Di bagian ini, kita akan mempelajari fase/tahapan dari suatu manajemen risiko. Fase ini digunakan untuk menganalisa, mengevaluasi, dan menilai ulang semua detail, masalah, dan risiko yang kritis sehingga perusahaan asuransi dan semua stakeholder MERASA NYAMAN dengan program asuransi.

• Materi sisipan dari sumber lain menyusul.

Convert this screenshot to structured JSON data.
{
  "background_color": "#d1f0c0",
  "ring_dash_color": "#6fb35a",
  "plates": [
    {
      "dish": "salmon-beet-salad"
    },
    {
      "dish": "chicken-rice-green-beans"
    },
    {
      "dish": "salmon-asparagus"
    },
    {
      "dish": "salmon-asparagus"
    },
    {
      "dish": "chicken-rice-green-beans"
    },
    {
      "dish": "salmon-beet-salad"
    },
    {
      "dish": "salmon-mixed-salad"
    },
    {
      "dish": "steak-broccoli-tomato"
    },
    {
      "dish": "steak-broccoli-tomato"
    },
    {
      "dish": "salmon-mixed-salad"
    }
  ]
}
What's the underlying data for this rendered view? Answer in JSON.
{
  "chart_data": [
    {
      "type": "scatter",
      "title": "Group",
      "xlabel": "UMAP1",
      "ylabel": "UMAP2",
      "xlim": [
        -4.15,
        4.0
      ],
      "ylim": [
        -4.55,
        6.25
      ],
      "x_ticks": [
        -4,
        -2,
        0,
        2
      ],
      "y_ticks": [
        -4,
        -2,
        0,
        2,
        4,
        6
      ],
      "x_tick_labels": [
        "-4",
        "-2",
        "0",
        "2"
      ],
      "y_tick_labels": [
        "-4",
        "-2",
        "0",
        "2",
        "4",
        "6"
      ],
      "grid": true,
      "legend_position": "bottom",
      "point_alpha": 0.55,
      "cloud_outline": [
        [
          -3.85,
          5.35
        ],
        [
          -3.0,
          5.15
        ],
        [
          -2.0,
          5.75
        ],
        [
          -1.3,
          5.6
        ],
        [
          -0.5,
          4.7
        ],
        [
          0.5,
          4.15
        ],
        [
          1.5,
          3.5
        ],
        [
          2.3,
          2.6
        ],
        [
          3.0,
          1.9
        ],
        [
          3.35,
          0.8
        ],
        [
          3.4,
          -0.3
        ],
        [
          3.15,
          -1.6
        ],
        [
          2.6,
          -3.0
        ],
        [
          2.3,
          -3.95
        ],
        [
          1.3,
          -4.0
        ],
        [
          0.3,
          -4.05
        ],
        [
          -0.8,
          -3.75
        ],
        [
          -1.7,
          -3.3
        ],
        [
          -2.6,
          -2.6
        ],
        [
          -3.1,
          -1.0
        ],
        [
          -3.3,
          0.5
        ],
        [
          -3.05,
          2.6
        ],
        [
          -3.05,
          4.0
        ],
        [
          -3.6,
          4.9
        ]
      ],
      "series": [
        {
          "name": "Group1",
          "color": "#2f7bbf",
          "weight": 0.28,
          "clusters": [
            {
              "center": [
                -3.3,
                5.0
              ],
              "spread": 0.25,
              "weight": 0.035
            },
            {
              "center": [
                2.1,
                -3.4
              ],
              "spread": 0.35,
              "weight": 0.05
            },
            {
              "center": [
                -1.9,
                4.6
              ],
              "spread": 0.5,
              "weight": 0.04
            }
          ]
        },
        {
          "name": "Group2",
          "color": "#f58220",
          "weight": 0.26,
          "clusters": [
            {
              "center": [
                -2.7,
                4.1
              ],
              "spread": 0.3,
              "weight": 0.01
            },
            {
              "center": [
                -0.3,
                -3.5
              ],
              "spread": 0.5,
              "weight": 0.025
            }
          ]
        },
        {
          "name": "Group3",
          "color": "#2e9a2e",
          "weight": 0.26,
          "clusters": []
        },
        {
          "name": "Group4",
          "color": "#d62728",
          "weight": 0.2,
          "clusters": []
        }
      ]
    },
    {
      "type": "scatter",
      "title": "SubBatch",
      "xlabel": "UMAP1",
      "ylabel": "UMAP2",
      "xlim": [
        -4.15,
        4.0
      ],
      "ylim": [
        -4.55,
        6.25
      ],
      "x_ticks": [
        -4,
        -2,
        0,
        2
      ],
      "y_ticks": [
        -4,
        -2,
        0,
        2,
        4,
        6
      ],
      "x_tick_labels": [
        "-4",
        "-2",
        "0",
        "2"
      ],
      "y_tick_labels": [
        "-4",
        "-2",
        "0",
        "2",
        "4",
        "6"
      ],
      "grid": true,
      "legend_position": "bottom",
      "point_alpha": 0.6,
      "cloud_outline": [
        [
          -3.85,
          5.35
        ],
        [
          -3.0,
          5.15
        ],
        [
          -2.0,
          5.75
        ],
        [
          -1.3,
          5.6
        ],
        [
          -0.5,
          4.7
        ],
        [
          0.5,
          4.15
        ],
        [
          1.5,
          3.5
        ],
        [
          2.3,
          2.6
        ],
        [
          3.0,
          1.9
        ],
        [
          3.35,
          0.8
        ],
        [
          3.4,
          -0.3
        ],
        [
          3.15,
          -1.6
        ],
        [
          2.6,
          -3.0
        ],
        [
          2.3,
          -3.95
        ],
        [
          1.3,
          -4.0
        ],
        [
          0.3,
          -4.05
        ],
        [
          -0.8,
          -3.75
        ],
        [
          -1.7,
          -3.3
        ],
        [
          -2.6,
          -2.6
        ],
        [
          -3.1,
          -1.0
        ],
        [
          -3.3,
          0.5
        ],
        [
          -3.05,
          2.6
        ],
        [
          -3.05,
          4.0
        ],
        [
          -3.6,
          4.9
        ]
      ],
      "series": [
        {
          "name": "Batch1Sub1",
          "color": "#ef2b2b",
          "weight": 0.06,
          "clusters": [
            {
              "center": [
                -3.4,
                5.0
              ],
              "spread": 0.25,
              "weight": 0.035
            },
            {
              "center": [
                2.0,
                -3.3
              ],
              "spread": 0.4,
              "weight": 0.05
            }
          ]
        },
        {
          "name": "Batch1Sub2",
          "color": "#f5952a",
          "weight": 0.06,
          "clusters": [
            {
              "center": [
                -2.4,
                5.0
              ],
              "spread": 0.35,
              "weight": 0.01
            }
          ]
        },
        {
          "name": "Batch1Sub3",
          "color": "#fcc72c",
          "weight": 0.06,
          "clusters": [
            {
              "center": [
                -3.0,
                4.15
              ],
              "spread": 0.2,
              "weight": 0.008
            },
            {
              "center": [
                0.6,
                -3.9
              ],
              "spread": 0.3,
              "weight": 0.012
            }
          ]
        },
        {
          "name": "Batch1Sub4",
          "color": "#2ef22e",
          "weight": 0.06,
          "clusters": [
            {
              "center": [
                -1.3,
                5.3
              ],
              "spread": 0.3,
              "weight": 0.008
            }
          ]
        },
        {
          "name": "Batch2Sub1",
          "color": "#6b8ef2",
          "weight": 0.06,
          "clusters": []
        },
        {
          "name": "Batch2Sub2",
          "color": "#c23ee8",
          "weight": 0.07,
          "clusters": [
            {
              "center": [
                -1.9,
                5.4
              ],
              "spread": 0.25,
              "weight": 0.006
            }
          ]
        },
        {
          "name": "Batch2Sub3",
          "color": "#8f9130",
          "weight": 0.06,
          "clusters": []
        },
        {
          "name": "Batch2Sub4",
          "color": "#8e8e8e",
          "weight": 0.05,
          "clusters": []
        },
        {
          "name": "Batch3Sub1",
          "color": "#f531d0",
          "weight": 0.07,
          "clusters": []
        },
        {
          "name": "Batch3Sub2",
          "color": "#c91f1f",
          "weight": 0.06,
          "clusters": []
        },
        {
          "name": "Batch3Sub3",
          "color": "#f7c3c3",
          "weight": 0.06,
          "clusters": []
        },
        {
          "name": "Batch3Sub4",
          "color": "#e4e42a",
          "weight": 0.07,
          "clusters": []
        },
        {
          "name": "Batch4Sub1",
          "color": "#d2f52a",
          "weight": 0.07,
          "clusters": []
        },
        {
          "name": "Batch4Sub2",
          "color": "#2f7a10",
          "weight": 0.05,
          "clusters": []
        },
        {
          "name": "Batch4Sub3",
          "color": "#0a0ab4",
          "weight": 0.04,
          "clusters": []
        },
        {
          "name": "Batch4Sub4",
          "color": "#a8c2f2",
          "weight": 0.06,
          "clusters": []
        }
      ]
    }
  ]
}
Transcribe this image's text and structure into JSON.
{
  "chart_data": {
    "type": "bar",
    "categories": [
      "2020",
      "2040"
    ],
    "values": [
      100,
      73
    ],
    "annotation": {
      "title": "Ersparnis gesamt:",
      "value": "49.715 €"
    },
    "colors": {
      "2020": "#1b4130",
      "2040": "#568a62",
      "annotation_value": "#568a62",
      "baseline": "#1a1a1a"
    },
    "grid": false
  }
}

Ada 3 tahapan/fase dari suatu manajemen risiko, yaitu:
- Identifikasi risiko
- Evaluasi risiko
- Kontrol risiko
Proses manajemen resiko dapat digambarkan sebagai berikut :
Manajemen resiko jauh lebih luas dari pada asuransi karena tidak hanya mencakup resiko murni, tetapi juga resiko lainnya (seluruh resiko yang mungkin terjadi). Dalam diagram di atas terlihat bahwa asuransi dilibatkan dalam tahap financial transfer of risk. Asuransi merupakan mekanisme pengalihan resiko yang berhubungan dengan risk management. Jadi, pada dasarnya asuransi merupakan sub unit dari risk management.
Metode Manajemen Resiko
1. Identifikasi Resiko (Risk Indentification)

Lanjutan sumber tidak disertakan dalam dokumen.